Pros: Increases variance! Even playing several games from the same positions (p1 and p2), this would make the early game noticeably different because some games a player would have far different options available. New cards! It would be really fun to have new cards in Codex
Cons: Starter decks are designed to ensure your hand will always have a playable unit. This proposal would probably only work if the new cards for each deck were units. Codex has achieved a really nice balanced early game and new cards would undoubtedly upset that balance to some extent.
II. Smaller Starter Decks
Imagine if each starting deck was actually just a starting hand! This proposal can be tested in conjunction with the previous one (strangely) if a player put 5 cards from their starter deck at random into their Codex. The upside is that you would have each player tech 5 cards on turn 1 (rather than 0). Players could tech any of their starter cards not in their initial hands as normal. Then on turn 2 they begin teching 2 cards/turn as normal. The upside is that players could tech in non-starter cards like spells or tech I cards (big buff for p1).
Pros: This would add a significant amount of variance and make turn 2 of Codex much less predictable! This variant is very easy to test - no new cards required. The ability to build so much of your deck would undoubtedly lead to new strategies that could be explored.

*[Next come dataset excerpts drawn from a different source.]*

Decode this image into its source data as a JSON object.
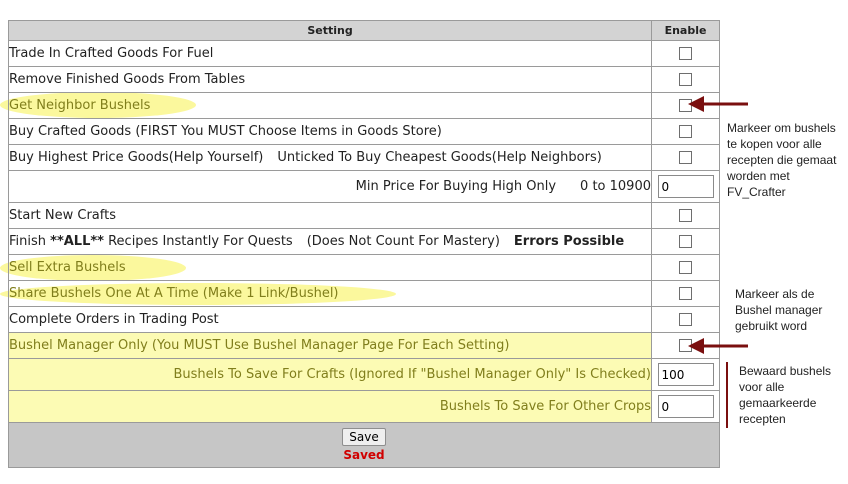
{
  "header": {
    "setting": "Setting",
    "enable": "Enable"
  },
  "rows": {
    "trade_in": {
      "label": "Trade In Crafted Goods For Fuel",
      "checked": false
    },
    "remove_finished": {
      "label": "Remove Finished Goods From Tables",
      "checked": false
    },
    "get_neighbor_bushels": {
      "label": "Get Neighbor Bushels",
      "checked": false
    },
    "buy_crafted": {
      "label": "Buy Crafted Goods (FIRST You MUST Choose Items in Goods Store)",
      "checked": false
    },
    "buy_highest": {
      "label": "Buy Highest Price Goods(Help Yourself)",
      "label_b": "Unticked To Buy Cheapest Goods(Help Neighbors)",
      "checked": false
    },
    "min_price": {
      "label": "Min Price For Buying High Only",
      "range": "0 to 10900",
      "value": "0"
    },
    "start_new": {
      "label": "Start New Crafts",
      "checked": false
    },
    "finish_all": {
      "label_pre": "Finish ",
      "label_bold": "**ALL**",
      "label_mid": " Recipes Instantly For Quests",
      "label_note": "(Does Not Count For Mastery)",
      "label_warn": "Errors Possible",
      "checked": false
    },
    "sell_extra": {
      "label": "Sell Extra Bushels",
      "checked": false
    },
    "share_bushels": {
      "label": "Share Bushels One At A Time (Make 1 Link/Bushel)",
      "checked": false
    },
    "complete_orders": {
      "label": "Complete Orders in Trading Post",
      "checked": false
    },
    "bushel_manager_only": {
      "label": "Bushel Manager Only (You MUST Use Bushel Manager Page For Each Setting)",
      "checked": false
    },
    "bushels_crafts": {
      "label": "Bushels To Save For Crafts (Ignored If \"Bushel Manager Only\" Is Checked)",
      "value": "100"
    },
    "bushels_other": {
      "label": "Bushels To Save For Other Crops",
      "value": "0"
    }
  },
  "footer": {
    "save_label": "Save",
    "status": "Saved"
  },
  "annotations": {
    "note1": [
      "Markeer om bushels",
      "te kopen voor alle",
      "recepten die gemaat",
      "worden met",
      "FV_Crafter"
    ],
    "note2": [
      "Markeer als de",
      "Bushel manager",
      "gebruikt word"
    ],
    "note3": [
      "Bewaard bushels",
      "voor alle",
      "gemaarkeerde",
      "recepten"
    ]
  },
  "colors": {
    "highlight": "#fbf89d",
    "highlight_text": "#807e1c",
    "arrow": "#7a0f0f",
    "status": "#d00000"
  }
}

Cons: This would undoubtedly force a rebalancing of various tech I units that may be oppressive. It also places a big decision burden on each player early in the game. It would still work with the natural rhythm of Codex - P2 would be looking at their opening hand and deciding what to tech while P1 would be looking at their opener trying to decide what to play and tech. Finally, I think this could be a big turn-off for new players. While this would increase variance in some ways, if there were a degenerate turn 2 play, it would actually decrease variance because players would always tech the same way and could basically build their turn 2 hand however they like.